2. **Legend integration**:

   - Apsidal markers now appear in the plot legend for easy identification

3. **Intelligent date display**:

   - Shows calculated future dates for perihelion/apohelion, with special handling for hyperbolic orbits that may never return

### Dynamic Apsidal Marker System

1. **Real-time orbital calculations**:

   - Automatically calculates and displays when objects reach perihelion/aphelion

   - Works for all orbiting bodies: planets, asteroids, comets, and spacecraft

   - Intelligent handling of elliptical and hyperbolic orbits

2. **Dual marker system**:

   - **Ideal apsidal points**: Calculated from orbital elements showing theoretical perihelion/aphelion positions

   - **Actual apsidal markers**: Fetched from JPL Horizons for specific dates, showing true positions

   - Visual validation: Compare ideal vs actual positions to verify orbital accuracy

3. **Enhanced information display**:

   - Hover over markers to see predicted dates and distances

   - Actual measured distances displayed at true apsidal dates

   - Automatic terminology adjustment (perihelion/aphelion for solar orbits, perigee/apogee for moons)

**Apsidal Markers:**

- Plot any object with an orbit (planets, asteroids, comets)

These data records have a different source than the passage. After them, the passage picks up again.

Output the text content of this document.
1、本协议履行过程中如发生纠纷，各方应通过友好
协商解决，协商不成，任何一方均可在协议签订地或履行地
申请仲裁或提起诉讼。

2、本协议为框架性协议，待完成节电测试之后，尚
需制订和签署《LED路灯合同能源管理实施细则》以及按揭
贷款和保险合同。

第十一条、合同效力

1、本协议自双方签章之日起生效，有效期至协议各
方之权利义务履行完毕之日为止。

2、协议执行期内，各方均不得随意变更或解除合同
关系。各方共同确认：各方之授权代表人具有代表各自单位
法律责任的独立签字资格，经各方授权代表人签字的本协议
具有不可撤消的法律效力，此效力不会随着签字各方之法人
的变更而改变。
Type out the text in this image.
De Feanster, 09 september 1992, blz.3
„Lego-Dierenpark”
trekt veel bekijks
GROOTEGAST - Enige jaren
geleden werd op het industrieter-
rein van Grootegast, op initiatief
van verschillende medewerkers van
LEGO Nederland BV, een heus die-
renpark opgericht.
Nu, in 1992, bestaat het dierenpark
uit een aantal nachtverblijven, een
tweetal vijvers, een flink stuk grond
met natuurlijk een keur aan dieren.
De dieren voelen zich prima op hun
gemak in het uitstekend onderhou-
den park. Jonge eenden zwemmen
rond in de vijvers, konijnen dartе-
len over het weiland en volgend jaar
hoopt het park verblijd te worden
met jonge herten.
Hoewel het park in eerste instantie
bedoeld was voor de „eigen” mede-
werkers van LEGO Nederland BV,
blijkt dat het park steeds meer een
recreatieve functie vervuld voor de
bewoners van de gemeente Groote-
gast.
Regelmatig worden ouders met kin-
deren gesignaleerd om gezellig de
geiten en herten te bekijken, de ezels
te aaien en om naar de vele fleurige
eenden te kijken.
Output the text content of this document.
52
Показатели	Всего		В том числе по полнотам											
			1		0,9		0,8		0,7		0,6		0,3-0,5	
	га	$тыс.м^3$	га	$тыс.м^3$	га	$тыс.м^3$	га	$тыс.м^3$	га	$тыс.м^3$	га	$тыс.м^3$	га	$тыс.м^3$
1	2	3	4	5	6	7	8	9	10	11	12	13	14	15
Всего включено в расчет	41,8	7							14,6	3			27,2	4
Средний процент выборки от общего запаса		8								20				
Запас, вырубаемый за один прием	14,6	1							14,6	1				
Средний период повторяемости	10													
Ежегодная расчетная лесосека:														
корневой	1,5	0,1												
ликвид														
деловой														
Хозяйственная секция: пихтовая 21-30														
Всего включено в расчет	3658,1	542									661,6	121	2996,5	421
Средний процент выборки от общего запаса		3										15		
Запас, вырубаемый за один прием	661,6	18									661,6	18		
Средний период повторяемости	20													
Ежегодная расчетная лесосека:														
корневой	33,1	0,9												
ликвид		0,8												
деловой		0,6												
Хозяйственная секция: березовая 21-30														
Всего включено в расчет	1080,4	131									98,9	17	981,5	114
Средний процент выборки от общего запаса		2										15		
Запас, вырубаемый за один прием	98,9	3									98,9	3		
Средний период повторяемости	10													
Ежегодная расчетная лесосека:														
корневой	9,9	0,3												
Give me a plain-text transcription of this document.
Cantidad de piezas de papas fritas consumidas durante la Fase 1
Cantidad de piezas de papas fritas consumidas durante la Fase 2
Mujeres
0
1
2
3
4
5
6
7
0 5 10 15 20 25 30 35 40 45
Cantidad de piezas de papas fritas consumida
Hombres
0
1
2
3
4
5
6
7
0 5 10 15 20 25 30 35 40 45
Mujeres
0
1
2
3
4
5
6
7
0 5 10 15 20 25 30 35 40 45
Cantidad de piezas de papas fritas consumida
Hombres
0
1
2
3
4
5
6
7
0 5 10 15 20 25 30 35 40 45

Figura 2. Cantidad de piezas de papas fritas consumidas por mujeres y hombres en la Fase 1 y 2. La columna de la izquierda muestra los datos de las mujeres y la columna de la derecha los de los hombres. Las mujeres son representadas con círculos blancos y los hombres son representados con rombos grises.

- Look for the square markers indicating perihelion/apohelion

- **Ideal markers**: Show theoretical apsidal points based on orbital elements

- **Actual markers**: Display true positions on specific dates with measured distances

- Hover over markers to see:

  - Calculated or actual dates when the object reaches these points

  - Precise distances in AU and kilometers

  - Visual confirmation that ideal orbits match real ephemeris data

- Observe special handling for hyperbolic objects that may show "Past perihelion"

- Compare ideal vs actual positions to build confidence in the orbital calculations

**Apsidal Marker Validation**: The software now provides visual proof of its accuracy by displaying both theoretical and actual apsidal points. Users can see that the ideal orbital calculations (based on Keplerian mechanics) align precisely with actual JPL Horizons ephemeris data, building confidence in the visualizations when actual data is unavailable or for performance reasons.

**ORBITAL DYNAMICS CALCULATOR**

**`apsidal_markers.py`** ✅ 

- **Core functionality**: Calculates accurate dates for perihelion, apohelion, perigee, and apogee based on current orbital positions and Keplerian mechanics.

- **Key Features**:

  - True anomaly calculation: Determines an object's current position in its orbit from 3D coordinates.

  - Kepler's equation solver: Converts between true, eccentric, and mean anomalies for time calculations.

  - Dual marker system: Generates both ideal (calculated) and actual (measured) apsidal markers.

  - Multi-orbit support: Handles elliptical orbits (e < 1) and hyperbolic trajectories (e ≥ 1).

  - Automated marker generation: Creates properly formatted Plotly markers with hover text and date information.

  - Satellite terminology: Automatically uses perigee/apogee for moon orbits instead of perihelion/apohelion.

  - Supports elliptical and hyperbolic orbits.

**ORBITAL MECHANICS MODULE**

**`idealized_orbits.py`** ✅ 

-   **Core functionality**: Contains the orbital elements (like semi-major axis, eccentricity, and inclination) for a wide range of solar system bodies, including planets, moons, and asteroids. It provides the foundational data for calculating and plotting idealized elliptical and hyperbolic orbits. It also handles the complex transformations required to correctly orient satellite orbits around their parent planets. Includes refined transformation logic for the satellite systems of planets with significant axial tilts, such as Mars, Saturn, and Uranus.

- Provides ideal orbital calculations from JPL Horizons ephemeris orbital elements.

- NAIF ID system integration for consistent object identification.

- Contains orbital element definitions for accurate elliptical and hyperbolic trajectory modeling for all supported JPL Horizons objects, including planets, moons, and comets.

-   **Recent enhancements**: Integration with apsidal_markers.py for accurate perihelion/apohelion date calculations based on current orbital positions.